Dibibir telaga ia berkaca, tak ada sesiapa cuma sepi yang menjalar diruang ruang hatinya yang paling rahasia
Semilir angin berisik mainkan rambutnya, membelai kusut wajah yang kusam dijarah kenang masa silam..
" Jalan hidup memang tak sehalus sutra, langitnya disamun sunyi, sedang luas malam tak pernah berbagi rahasia " katanya
Redup mata titiskan hujan genangkan rindu sesal, banjiri hingga di lekuk pipinya..
Ada risau yang meringkuk pada pucuk awang fikirnya, tentang dosa mendebu pada kelambu masa lalu..

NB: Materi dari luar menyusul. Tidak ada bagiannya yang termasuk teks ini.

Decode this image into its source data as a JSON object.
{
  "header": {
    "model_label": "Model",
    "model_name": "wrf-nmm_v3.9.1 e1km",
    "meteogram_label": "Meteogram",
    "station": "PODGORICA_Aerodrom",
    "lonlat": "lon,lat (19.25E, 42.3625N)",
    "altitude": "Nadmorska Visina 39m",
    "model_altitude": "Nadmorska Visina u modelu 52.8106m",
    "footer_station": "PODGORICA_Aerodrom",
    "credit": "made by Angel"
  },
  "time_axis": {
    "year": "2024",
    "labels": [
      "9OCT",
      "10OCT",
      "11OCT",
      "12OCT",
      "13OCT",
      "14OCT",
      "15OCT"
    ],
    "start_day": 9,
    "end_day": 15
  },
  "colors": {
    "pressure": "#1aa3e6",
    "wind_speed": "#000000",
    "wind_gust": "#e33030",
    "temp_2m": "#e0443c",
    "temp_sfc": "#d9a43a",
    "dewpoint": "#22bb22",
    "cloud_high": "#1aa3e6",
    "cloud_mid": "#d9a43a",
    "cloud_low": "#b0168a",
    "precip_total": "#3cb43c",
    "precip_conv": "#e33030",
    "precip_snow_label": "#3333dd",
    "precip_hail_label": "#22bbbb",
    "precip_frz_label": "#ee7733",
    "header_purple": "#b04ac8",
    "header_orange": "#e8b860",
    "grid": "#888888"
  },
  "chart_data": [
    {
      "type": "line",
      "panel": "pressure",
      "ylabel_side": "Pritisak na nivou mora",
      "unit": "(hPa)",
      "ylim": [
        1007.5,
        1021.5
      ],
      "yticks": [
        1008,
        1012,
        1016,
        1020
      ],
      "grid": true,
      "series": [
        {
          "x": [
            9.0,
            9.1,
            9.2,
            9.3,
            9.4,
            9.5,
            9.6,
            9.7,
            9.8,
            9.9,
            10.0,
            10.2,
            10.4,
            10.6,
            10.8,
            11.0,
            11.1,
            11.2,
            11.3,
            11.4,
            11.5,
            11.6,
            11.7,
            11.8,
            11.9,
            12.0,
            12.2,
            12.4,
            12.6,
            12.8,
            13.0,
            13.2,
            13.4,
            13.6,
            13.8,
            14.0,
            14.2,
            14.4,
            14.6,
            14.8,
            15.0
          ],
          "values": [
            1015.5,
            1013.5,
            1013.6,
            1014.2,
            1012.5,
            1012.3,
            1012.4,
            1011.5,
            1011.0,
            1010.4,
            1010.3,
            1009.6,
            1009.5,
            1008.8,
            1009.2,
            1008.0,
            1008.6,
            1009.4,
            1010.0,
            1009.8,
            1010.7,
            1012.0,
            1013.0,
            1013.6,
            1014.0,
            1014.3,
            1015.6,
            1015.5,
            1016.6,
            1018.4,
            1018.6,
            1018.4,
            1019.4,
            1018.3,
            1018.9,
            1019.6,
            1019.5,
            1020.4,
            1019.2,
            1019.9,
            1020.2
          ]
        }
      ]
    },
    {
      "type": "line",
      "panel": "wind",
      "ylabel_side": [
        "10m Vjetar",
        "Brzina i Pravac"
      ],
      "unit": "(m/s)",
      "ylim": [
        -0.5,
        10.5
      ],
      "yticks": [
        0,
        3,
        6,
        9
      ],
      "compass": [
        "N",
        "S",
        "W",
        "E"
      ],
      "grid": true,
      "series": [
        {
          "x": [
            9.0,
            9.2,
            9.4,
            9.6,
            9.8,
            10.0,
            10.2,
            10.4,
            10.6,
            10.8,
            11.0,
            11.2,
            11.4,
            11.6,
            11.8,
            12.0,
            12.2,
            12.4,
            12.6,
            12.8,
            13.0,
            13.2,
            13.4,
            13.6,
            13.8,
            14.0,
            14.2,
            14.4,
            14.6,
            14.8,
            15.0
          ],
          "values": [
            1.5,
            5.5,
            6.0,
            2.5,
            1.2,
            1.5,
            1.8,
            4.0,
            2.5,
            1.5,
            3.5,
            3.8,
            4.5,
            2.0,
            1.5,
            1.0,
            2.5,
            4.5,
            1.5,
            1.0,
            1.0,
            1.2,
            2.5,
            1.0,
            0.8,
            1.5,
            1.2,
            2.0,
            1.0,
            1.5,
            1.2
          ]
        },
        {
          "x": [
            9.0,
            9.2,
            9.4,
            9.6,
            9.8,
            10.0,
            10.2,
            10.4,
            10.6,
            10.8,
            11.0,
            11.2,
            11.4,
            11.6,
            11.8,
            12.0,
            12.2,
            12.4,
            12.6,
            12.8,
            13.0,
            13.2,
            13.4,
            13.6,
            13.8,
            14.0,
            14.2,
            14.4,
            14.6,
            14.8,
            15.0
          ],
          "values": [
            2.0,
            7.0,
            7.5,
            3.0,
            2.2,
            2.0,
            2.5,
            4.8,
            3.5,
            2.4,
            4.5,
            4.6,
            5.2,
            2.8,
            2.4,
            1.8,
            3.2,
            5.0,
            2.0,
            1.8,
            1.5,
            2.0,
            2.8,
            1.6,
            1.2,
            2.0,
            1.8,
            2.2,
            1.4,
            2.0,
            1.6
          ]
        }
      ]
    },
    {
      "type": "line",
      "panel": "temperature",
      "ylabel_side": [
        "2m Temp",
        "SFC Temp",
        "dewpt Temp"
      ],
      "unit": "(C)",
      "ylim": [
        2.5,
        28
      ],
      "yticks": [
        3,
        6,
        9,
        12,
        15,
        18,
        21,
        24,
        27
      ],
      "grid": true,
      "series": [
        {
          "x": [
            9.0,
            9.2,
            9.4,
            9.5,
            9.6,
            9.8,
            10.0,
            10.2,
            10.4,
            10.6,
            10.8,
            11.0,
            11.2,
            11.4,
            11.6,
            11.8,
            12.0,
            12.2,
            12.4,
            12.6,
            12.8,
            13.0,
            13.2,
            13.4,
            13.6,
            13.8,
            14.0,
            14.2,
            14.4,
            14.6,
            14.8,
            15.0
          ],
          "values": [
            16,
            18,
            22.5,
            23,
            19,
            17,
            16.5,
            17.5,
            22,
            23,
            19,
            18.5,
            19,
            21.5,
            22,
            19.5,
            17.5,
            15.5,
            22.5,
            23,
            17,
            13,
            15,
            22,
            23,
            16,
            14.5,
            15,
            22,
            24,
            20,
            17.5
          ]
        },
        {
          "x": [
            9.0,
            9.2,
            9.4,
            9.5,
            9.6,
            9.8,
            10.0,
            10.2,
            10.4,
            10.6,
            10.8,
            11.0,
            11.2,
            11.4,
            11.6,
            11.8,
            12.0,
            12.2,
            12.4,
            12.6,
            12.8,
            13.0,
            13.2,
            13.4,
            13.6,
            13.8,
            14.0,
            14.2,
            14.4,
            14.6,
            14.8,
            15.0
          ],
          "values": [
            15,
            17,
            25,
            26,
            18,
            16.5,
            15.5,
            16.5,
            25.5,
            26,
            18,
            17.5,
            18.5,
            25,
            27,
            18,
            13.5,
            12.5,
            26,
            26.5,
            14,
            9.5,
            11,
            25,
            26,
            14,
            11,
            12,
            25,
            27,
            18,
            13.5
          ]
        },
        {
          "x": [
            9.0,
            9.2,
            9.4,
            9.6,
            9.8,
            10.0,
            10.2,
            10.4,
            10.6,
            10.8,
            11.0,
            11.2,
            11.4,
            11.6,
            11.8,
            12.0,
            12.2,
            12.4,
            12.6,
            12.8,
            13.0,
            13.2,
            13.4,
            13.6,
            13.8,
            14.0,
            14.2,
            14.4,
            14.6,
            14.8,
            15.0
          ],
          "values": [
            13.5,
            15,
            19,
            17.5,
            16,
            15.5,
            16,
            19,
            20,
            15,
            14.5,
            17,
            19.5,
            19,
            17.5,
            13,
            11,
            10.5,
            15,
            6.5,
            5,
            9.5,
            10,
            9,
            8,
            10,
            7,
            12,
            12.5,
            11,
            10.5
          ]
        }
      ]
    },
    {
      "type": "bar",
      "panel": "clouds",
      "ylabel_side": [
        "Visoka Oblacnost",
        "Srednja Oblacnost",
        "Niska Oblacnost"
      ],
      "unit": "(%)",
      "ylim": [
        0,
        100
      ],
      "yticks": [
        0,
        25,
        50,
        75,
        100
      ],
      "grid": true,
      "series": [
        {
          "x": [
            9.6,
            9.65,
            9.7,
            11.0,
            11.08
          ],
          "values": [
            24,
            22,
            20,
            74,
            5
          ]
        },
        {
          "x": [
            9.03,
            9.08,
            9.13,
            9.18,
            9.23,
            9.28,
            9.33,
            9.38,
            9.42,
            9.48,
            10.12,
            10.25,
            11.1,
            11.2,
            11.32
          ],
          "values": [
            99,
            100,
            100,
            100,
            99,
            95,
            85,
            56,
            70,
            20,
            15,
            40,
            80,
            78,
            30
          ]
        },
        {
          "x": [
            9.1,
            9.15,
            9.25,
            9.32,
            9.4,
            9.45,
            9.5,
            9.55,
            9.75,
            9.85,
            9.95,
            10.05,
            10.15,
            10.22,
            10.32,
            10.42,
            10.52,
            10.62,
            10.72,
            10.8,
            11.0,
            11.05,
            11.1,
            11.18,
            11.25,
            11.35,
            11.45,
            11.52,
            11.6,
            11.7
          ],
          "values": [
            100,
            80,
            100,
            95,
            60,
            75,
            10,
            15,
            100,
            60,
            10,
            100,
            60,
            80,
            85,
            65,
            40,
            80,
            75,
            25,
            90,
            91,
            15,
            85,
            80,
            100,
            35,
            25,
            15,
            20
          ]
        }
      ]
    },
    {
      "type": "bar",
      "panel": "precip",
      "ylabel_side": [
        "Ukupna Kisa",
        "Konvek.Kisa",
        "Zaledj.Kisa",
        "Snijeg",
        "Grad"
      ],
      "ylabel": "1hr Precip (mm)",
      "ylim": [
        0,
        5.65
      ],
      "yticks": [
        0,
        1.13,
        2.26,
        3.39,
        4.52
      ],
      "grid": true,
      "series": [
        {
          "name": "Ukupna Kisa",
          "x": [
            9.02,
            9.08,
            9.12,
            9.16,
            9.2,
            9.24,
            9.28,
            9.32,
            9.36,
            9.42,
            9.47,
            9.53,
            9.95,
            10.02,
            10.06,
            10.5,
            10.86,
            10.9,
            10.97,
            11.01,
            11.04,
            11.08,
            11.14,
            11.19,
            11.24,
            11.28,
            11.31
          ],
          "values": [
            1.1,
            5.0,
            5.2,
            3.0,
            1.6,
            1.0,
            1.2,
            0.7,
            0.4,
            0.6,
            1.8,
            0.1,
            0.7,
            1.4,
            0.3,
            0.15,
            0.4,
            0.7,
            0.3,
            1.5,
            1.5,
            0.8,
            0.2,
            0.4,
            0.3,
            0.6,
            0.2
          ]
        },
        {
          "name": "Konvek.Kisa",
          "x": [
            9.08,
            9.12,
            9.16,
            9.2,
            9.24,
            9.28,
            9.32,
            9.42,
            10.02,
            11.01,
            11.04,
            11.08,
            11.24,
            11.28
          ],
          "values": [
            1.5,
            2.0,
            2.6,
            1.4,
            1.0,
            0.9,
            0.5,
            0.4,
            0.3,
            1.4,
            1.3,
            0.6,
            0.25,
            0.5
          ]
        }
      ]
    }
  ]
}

Seusai riuh hujan gemetar tangannya menyeka air yang acap mampir mengguyur bening matanya..
Tatapnya menyayat membelah bangkai bangkai pohon dimana sayap kupu kupu terbaring..
Seusai sesal mondar mandir diceruk hatinya, punggungnya berguncang guncang hebat, seperti ada luka yang teramat berat..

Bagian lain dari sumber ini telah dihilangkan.